Dao Daouda : « Les jeunes entrepreneurs suisses et ivoiriens font face aux même défis »
Tenir compte du contexte
Les enseignants africains se serviront de leurs observations pour tenter d’améliorer ce qui peut l’être dans leurs pays respectifs. Mais sans pour autant procéder à un copier-coller. « Il faut tenir compte du contexte dans lequel les agriculteurs ivoiriens ou camerounais vivent et travaillent, explique Louis Ndjié, directeur de l’institut agricole d’Obala. Par exemple, un entrepreneur ivoirien qui possède deux vaches peut vivre du lait qu’il produit. Il n’a pas besoin d’une exploitation plus grande. En revanche, il peut bénéficier d’une formation et d’un minimum de soutien pour s’installer. L’idée c’est d’amener nos pays à comprendre que si un jeune est bien formé, si on peut l’aider à s’installer, on peut créer des richesses avec peu de choses. »

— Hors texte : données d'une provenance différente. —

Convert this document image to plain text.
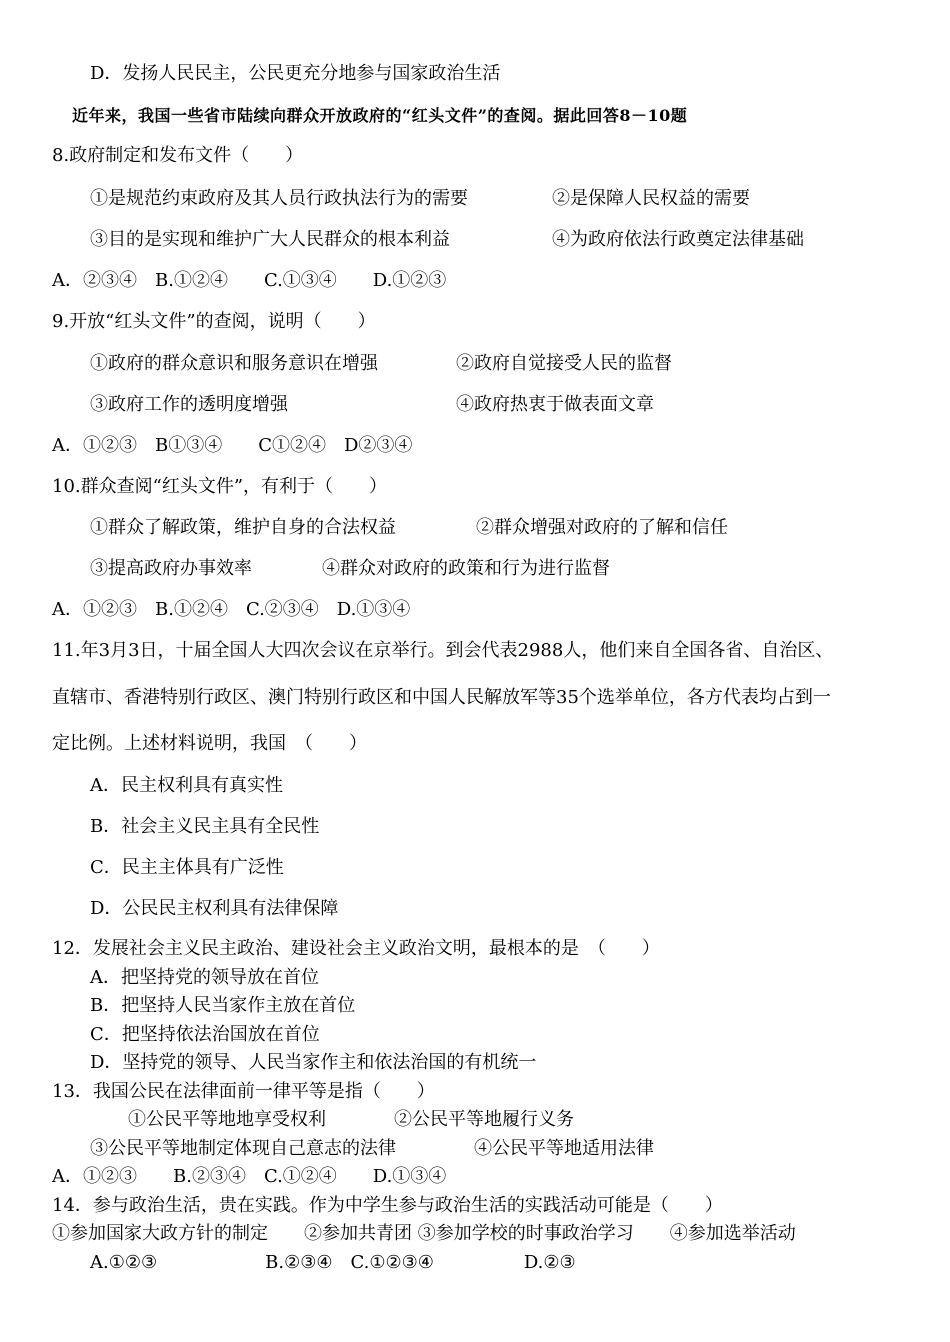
D．发扬人民民主，公民更充分地参与国家政治生活
近年来，我国一些省市陆续向群众开放政府的“红头文件”的查阅。据此回答8－10题
8.政府制定和发布文件（　　）
①是规范约束政府及其人员行政执法行为的需要	②是保障人民权益的需要
③目的是实现和维护广大人民群众的根本利益	④为政府依法行政奠定法律基础
A．②③④　B.①②④　　C.①③④　　D.①②③
9.开放“红头文件”的查阅，说明（　　）
①政府的群众意识和服务意识在增强	②政府自觉接受人民的监督
③政府工作的透明度增强	④政府热衷于做表面文章
A．①②③　B①③④　　C①②④　D②③④
10.群众查阅“红头文件”，有利于（　　）
①群众了解政策，维护自身的合法权益	②群众增强对政府的了解和信任
③提高政府办事效率	④群众对政府的政策和行为进行监督
A．①②③　B.①②④　C.②③④　D.①③④
11.年3月3日，十届全国人大四次会议在京举行。到会代表2988人，他们来自全国各省、自治区、
直辖市、香港特别行政区、澳门特别行政区和中国人民解放军等35个选举单位，各方代表均占到一
定比例。上述材料说明，我国　（　　）
A．民主权利具有真实性
B．社会主义民主具有全民性
C．民主主体具有广泛性
D．公民民主权利具有法律保障
12．发展社会主义民主政治、建设社会主义政治文明，最根本的是　（　　）
A．把坚持党的领导放在首位
B．把坚持人民当家作主放在首位
C．把坚持依法治国放在首位
D．坚持党的领导、人民当家作主和依法治国的有机统一
13．我国公民在法律面前一律平等是指（　　）
①公民平等地地享受权利	②公民平等地履行义务
③公民平等地制定体现自己意志的法律	④公民平等地适用法律
A．①②③　　B.②③④　C.①②④　　D.①③④
14．参与政治生活，贵在实践。作为中学生参与政治生活的实践活动可能是（　　）
①参加国家大政方针的制定　　②参加共青团 ③参加学校的时事政治学习　　④参加选举活动
A.①②③　　　　　　B.②③④　C.①②③④　　　　　D.②③
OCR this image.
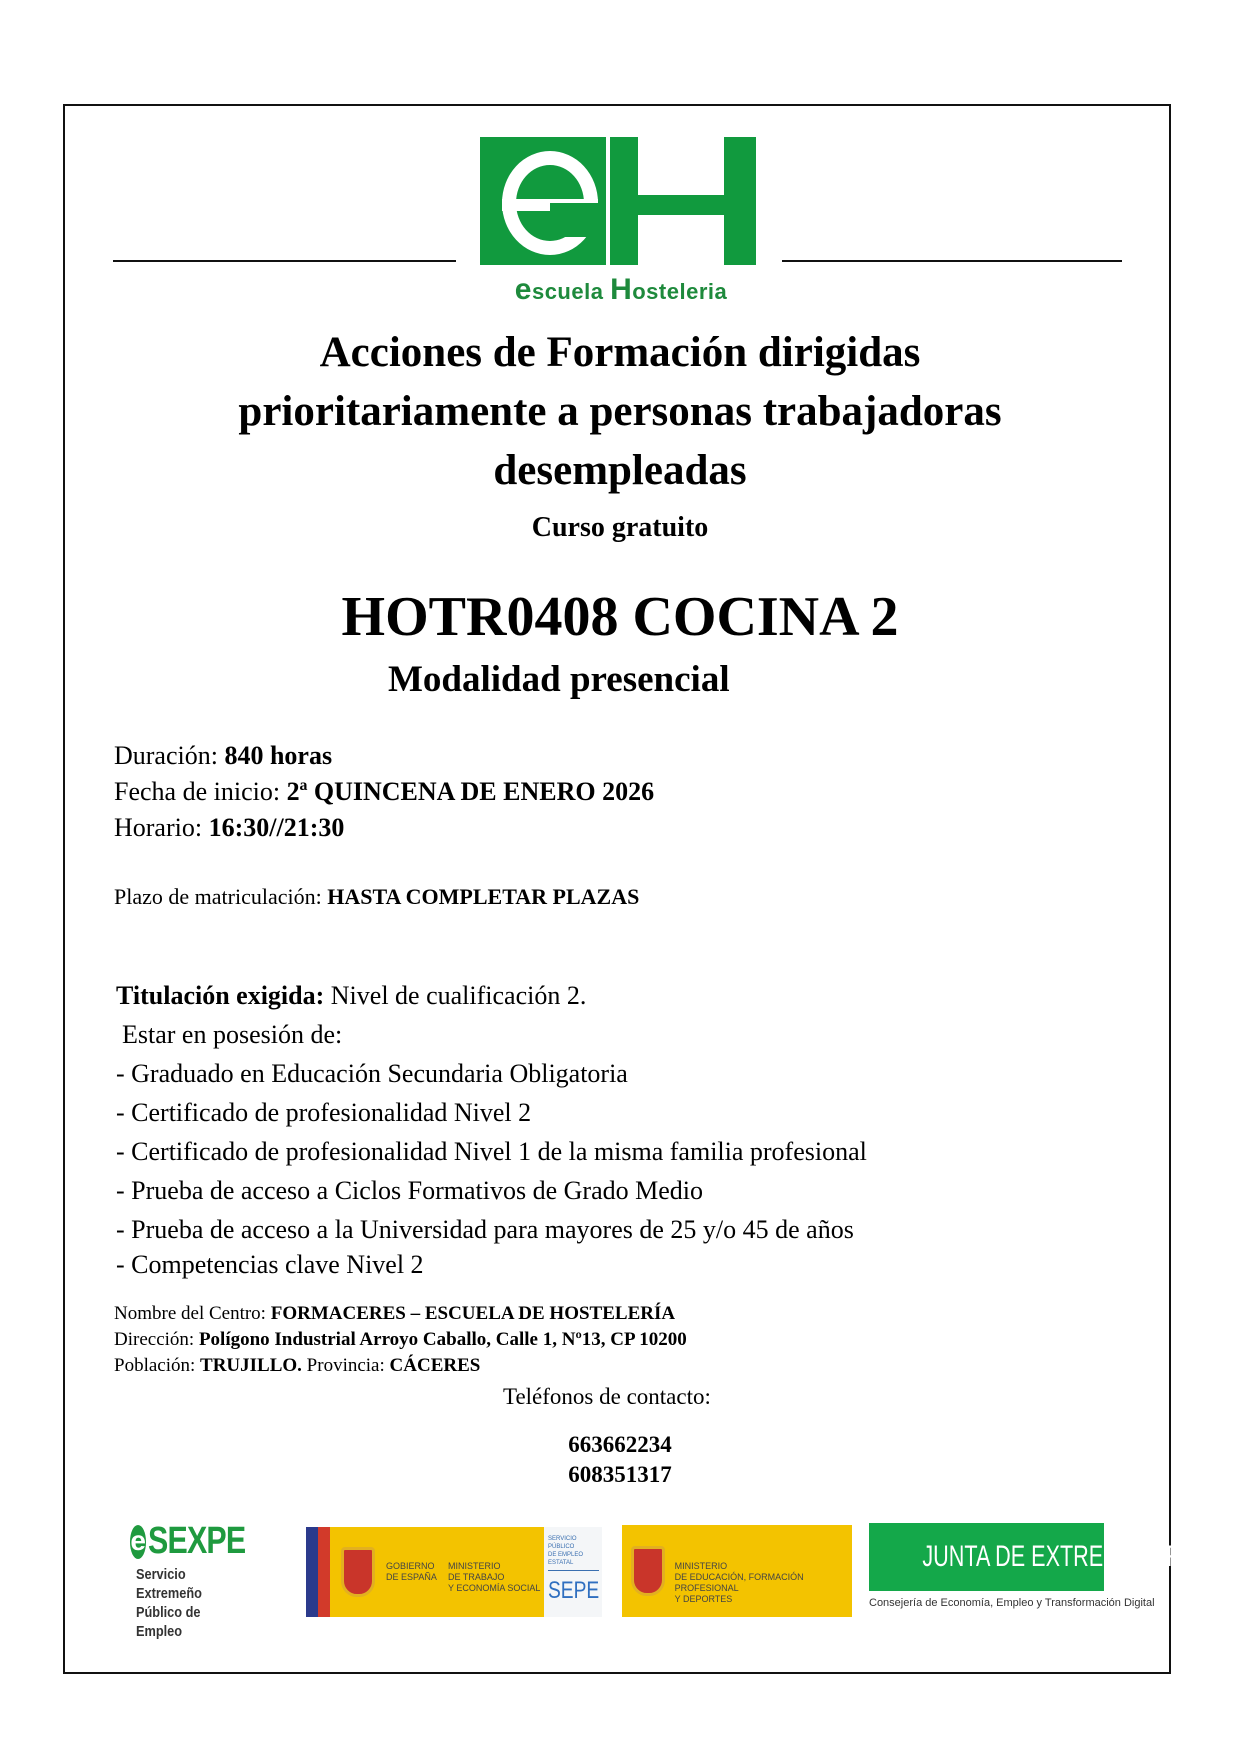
escuela Hosteleria
Acciones de Formación dirigidas
prioritariamente a personas trabajadoras
desempleadas
Curso gratuito
HOTR0408 COCINA 2
Modalidad presencial
Duración: 840 horas
Fecha de inicio: 2ª QUINCENA DE ENERO 2026
Horario: 16:30//21:30
Plazo de matriculación: HASTA COMPLETAR PLAZAS
Titulación exigida: Nivel de cualificación 2.
Estar en posesión de:
- Graduado en Educación Secundaria Obligatoria
- Certificado de profesionalidad Nivel 2
- Certificado de profesionalidad Nivel 1 de la misma familia profesional
- Prueba de acceso a Ciclos Formativos de Grado Medio
- Prueba de acceso a la Universidad para mayores de 25 y/o 45 de años
- Competencias clave Nivel 2
Nombre del Centro: FORMACERES – ESCUELA DE HOSTELERÍA
Dirección: Polígono Industrial Arroyo Caballo, Calle 1, Nº13, CP 10200
Población: TRUJILLO. Provincia: CÁCERES
Teléfonos de contacto:
663662234
608351317
e SEXPE
Servicio Extremeño
Público de Empleo
GOBIERNO
DE ESPAÑA
MINISTERIO
DE TRABAJO
Y ECONOMÍA SOCIAL
SERVICIO PÚBLICO
DE EMPLEO ESTATAL
SEPE
MINISTERIO
DE EDUCACIÓN, FORMACIÓN PROFESIONAL
Y DEPORTES
JUNTA DE EXTREMADURA
Consejería de Economía, Empleo y Transformación Digital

Louis Ndjié : « L'objectif est aussi de dire à nos politiciens qu'on peut créer de la richesse avec peu de choses »
Aiguiser les compétences entrepreneuriales
Le bénéfice de cet échange n’est pas à sens unique. Les agriculteurs suisses profiteront eux-aussi de l’expérience. Au mois d’octobre 2023, 12 étudiants suisses s’en iront sur la ferme école de Bringakro en Côte-d’Ivoire. Ils y rejoindront 8 étudiants camerounais et 12 ivoiriens. Ils suivront ensemble le module de formation élaboré ce mois en Suisse. L’expérience sera ensuite reconduite en mai 2024 dans l’institut Agricole d’Obala au Cameroun. Pour Pierre-André Odiet, responsable du département formation professionnelle et continue à la FRI, cet échange permettra aussi d’aiguiser les compétences des agriculteurs suisses : « Aller voir que même dans des contextes où les conditions cadres sont réduites on peut tout de même développer une démarche entrepreneuriale. Cela doit permettre de créer ou renforcer les outils pour développer ses propres compétences »
Pierre-André Odiet : « Se confronter à un contexte différent permet de développer ses propres compétences »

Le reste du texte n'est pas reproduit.